In this part, we are providing basic summary statistic. Since we have created the tables, we can parse the schema in Glue and use our json file to automatically generates the analysis.

The cells below execute the job in the key `ANALYSIS`. You need to change the `primary_key` and `secondary_key` 

## Table `XX`

In [None]:
table = 'quality_vat_export_covariate_2003_2010'
schema = glue.get_table_information(
    database = db,
    table = table
)['Table']
schema

## Count missing values

In [None]:
from datetime import date
today = date.today().strftime('%Y%M%d')

In [None]:
table_top = parameters["ANALYSIS"]["COUNT_MISSING"]["top"]
table_middle = ""
table_bottom = parameters["ANALYSIS"]["COUNT_MISSING"]["bottom"].format(
    db, table
)

for key, value in enumerate(schema["StorageDescriptor"]["Columns"]):
    if key == len(schema["StorageDescriptor"]["Columns"]) - 1:

        table_middle += "{} ".format(
            parameters["ANALYSIS"]["COUNT_MISSING"]["middle"].format(value["Name"])
        )
    else:
        table_middle += "{} ,".format(
            parameters["ANALYSIS"]["COUNT_MISSING"]["middle"].format(value["Name"])
        )
query = table_top + table_middle + table_bottom
output = s3.run_query(
    query=query,
    database=db,
    s3_output=s3_output,
    filename="count_missing",  ## Add filename to print dataframe
    destination_key=None,  ### Add destination key if need to copy output
)
display(
    output.T.rename(columns={0: "total_missing"})
    .assign(total_missing_pct=lambda x: x["total_missing"] / x.iloc[0, 0])
    .sort_values(by=["total_missing"], ascending=False)
    .style.format("{0:,.2%}", subset=["total_missing_pct"])
    .bar(subset="total_missing_pct", color=["#d65f5f"])
)

# Brief description table

In this part, we provide a brief summary statistic from the lattest jobs.

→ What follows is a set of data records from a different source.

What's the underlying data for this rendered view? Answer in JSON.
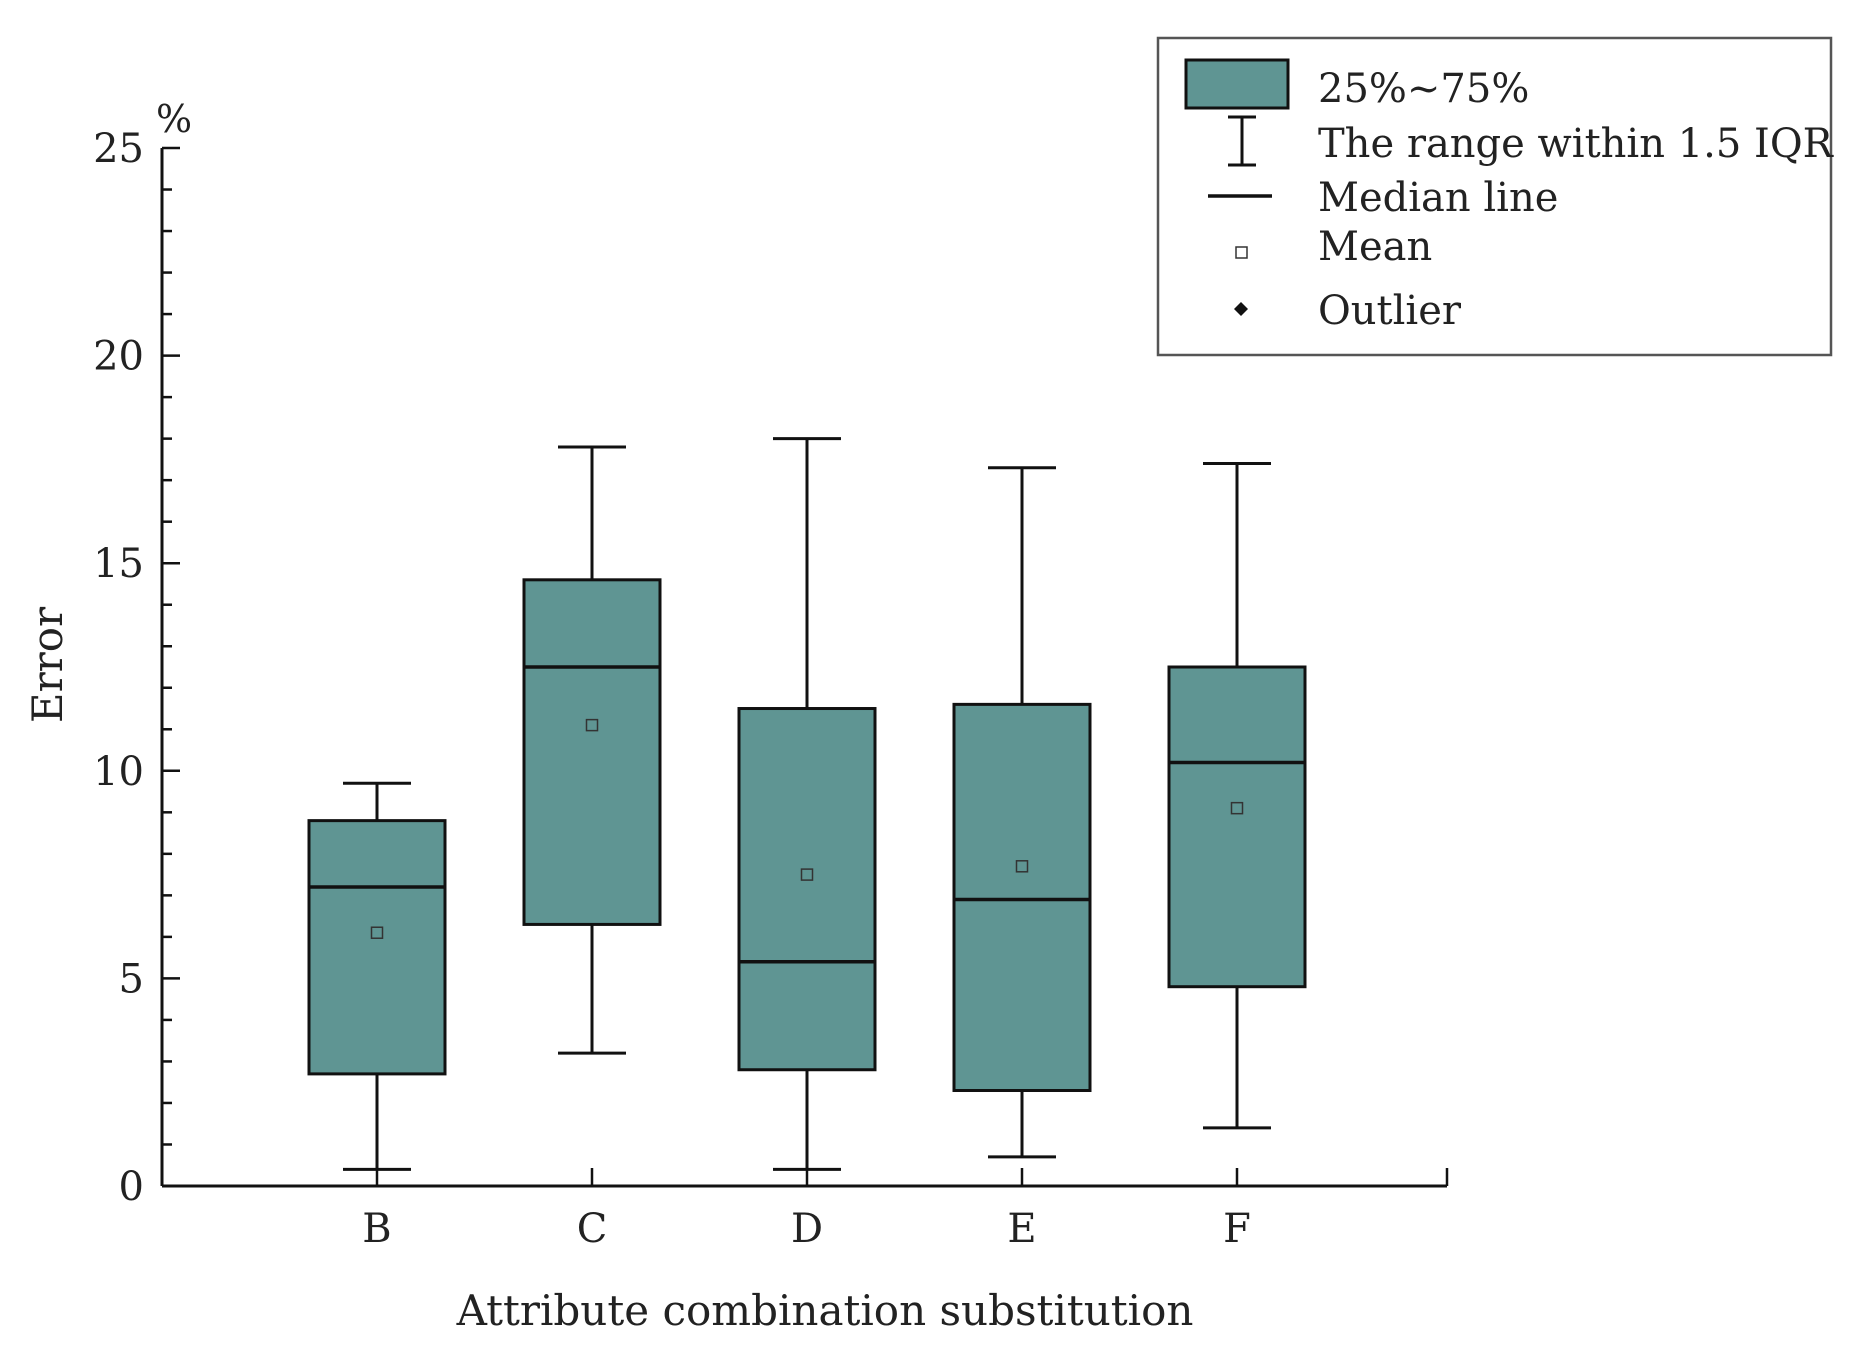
{
  "chart_data": {
    "type": "box",
    "xlabel": "Attribute combination substitution",
    "ylabel": "Error",
    "yunit": "%",
    "ylim": [
      0,
      25
    ],
    "yticks": [
      0,
      5,
      10,
      15,
      20,
      25
    ],
    "box_color": "#5f9593",
    "categories": [
      "B",
      "C",
      "D",
      "E",
      "F"
    ],
    "boxes": [
      {
        "category": "B",
        "whisker_low": 0.4,
        "q1": 2.7,
        "median": 7.2,
        "q3": 8.8,
        "whisker_high": 9.7,
        "mean": 6.1
      },
      {
        "category": "C",
        "whisker_low": 3.2,
        "q1": 6.3,
        "median": 12.5,
        "q3": 14.6,
        "whisker_high": 17.8,
        "mean": 11.1
      },
      {
        "category": "D",
        "whisker_low": 0.4,
        "q1": 2.8,
        "median": 5.4,
        "q3": 11.5,
        "whisker_high": 18.0,
        "mean": 7.5
      },
      {
        "category": "E",
        "whisker_low": 0.7,
        "q1": 2.3,
        "median": 6.9,
        "q3": 11.6,
        "whisker_high": 17.3,
        "mean": 7.7
      },
      {
        "category": "F",
        "whisker_low": 1.4,
        "q1": 4.8,
        "median": 10.2,
        "q3": 12.5,
        "whisker_high": 17.4,
        "mean": 9.1
      }
    ],
    "legend": {
      "position": "top-right",
      "entries": [
        {
          "key": "box",
          "label": "25%~75%"
        },
        {
          "key": "whisker",
          "label": "The range within 1.5 IQR"
        },
        {
          "key": "median",
          "label": "Median line"
        },
        {
          "key": "mean",
          "label": "Mean"
        },
        {
          "key": "outlier",
          "label": "Outlier"
        }
      ]
    }
  }
}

For the continuous analysis with a primary/secondary key, please add the relevant variables you want to know the count and distribution

## Categorical Description

During the categorical analysis, we wil count the number of observations for a given group and for a pair.

### Count obs by group

- Index: primary group
- nb_obs: Number of observations per primary group value
- percentage: Percentage of observation per primary group value over the total number of observations

Returns the top 10 only

In [None]:
for field in schema["StorageDescriptor"]["Columns"]:
    if field["Type"] in ["string", "object", "varchar(12)"]:

        print("Nb of obs for {}".format(field["Name"]))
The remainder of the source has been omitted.